Lionel Larner said Jackson “died peacefully at her home in Blackheath London this morning after a brief illness with her family at her side”.
“She recently completed filming ‘The Great Escaper’ in which she co-starred with Michael Caine,” he added.
Jackson won the Best Actress Oscar in 1970 for her performance in Ken Russell’s “Women in Love”, and again in 1973 for her role in “A Touch of Class”, a romantic comedy directed by Melvin Frank.
She was elected as a Labour MP for her local London constituency of Hampstead and Highgate in 1992, and served as a transport minister in Tony Blair’s government between 1997 and 1999.
Tulip Siddiq, the current Labour serving Jackson’s former constituency, called her a “formidable politician” and a “very supportive mentor”.
“Devastated to hear that my predecessor Glenda Jackson has died,” she tweeted.
‘An actor’s life is not interesting’
One of four daughters of a bricklayer and a cleaning lady in northwest England, Jackson never forgot her roots even as she made her name as one of the greatest women actors of her generation.
Raw-boned, pallid and angular, with striking, sharp eyes, she had starred on stage, television and film before quitting to take up politics, declaring: “An actor’s life is not interesting.”
Jackson also won two Emmy awards for her portrayal of England’s Queen Elizabeth I in the BBC’s 1971 television series “Elizabeth R”.
Growing up in Birkenhead, Cheshire, Jackson left school at the age of 15 and found work in a shop before winning a place at the prestigious Royal Academy of Dramatic Art (Rada) in London.
Her big chance came in 1964 when avant-garde director Peter Brook chose her to play Charlotte Corday in his stage production of “”Marat/Sade”, set in a lunatic asylum.
When she repeated her performance on Broadway, American critics voted her “the most promising newcomer of the 1965-66 season”. She went on to solidify her reputation by playing Ophelia in William Shakespeare’s ““Hamlet” and Masha in Anton Chekhov’s ““Three Sisters”.

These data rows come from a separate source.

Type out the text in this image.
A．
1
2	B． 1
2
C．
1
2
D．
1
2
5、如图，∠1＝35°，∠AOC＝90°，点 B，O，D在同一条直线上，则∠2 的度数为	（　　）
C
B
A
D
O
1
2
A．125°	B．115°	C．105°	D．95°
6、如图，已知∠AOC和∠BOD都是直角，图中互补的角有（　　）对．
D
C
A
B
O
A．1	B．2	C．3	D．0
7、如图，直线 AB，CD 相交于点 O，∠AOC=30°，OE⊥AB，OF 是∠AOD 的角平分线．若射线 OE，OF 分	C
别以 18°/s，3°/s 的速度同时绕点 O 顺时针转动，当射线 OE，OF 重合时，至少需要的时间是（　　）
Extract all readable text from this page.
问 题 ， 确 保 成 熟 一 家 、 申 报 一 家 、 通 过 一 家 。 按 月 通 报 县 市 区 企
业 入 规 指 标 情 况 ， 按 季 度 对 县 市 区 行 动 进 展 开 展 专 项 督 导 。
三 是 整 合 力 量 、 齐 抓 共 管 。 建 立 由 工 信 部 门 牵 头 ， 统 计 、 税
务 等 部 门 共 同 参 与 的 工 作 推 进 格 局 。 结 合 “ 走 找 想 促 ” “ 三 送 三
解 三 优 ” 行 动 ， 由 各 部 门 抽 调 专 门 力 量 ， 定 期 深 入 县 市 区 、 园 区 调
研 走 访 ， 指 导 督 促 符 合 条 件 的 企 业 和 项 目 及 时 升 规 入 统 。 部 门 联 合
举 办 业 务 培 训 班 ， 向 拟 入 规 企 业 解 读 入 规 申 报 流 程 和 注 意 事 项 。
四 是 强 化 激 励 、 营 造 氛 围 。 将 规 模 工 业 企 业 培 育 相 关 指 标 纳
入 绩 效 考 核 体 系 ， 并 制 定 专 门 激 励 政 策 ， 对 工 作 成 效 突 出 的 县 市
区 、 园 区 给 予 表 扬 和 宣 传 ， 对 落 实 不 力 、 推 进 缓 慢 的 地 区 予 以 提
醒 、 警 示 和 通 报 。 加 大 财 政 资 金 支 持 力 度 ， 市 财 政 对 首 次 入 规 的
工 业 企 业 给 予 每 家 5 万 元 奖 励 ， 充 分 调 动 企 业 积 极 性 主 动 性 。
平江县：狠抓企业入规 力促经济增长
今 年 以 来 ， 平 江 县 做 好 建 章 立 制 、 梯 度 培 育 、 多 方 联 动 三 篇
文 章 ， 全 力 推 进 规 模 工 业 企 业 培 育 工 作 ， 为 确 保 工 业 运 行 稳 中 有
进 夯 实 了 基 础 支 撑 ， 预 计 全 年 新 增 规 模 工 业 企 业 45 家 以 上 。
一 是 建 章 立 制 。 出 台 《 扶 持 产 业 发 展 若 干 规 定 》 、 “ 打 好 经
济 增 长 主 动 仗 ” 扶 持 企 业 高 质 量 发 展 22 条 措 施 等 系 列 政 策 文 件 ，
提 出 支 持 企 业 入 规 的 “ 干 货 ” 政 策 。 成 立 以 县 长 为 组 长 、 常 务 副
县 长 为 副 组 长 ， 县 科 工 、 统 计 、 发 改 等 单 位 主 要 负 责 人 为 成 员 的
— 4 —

Her performances began to attract the attention of film directors. As well as “Women in Love” and “A Touch of Class”, other notable film roles included John Schlesinger’s “Sunday Bloody Sunday” with Peter Finch.
She also portrayed Elizabeth for a second time in “Mary, Queen of Scots” opposite Vanessa Redgrave in the title role.
‘Dreadful, dreadful’
After more than three decades on stage and film, Jackson quit acting and took her no-nonsense, straight-talking style into politics.
She had been angered by the damage she believed was inflicted on the working classes by Margaret Thatcher, Britain’s Conservative prime minister from 1979 until 1990.
In 1992, at the age of 55, Jackson won a seat in parliament representing Labour in a constituency in north London.
“We must work for the poor, the homeless, the unemployed, the frail, the sick,” she told supporters.
In parliament, Jackson was vociferous in her condemnation of the Conservative Party, which she accused of instilling a “dreadful, dreadful moral malaise” in Britain.
When Labour won power in May 1997 and Jackson retained her seat, then prime minister Tony Blair appointed her as a junior minister responsible for transport.
She held the position for two years before resigning to make an ultimately unsuccessful attempt to be nominated as Labour’s candidate for London mayor.
Though she remained in parliament, securing re-election in 2001, 2005 and 2010 and fighting for equality, she became increasingly out of step with Blair’s more centrist approach and decided in 2011 not to contest the next election.
“I will be almost 80, and by then it will be time for someone else to have a turn,” she said.
She returned to acting in 2015 and the following year won critical acclaim for playing King Lear on stage. In 2018, she played 92-year-old “A” in Edward Albee’s “Three Tall Women” on Broadway, a performance that won her a Tony Award.
In 2019, she played an elderly grandmother struggling with dementia in “Elizabeth Is Missing”, a television series, and was rewarded with a British Academy of Film and Television Arts (Bafta) TV Award for Best Actress.
Jackson was married from 1958 to 1976 to stage director Roy Hodges. She is survived by their son, Daniel Hodges, who was born in 1969.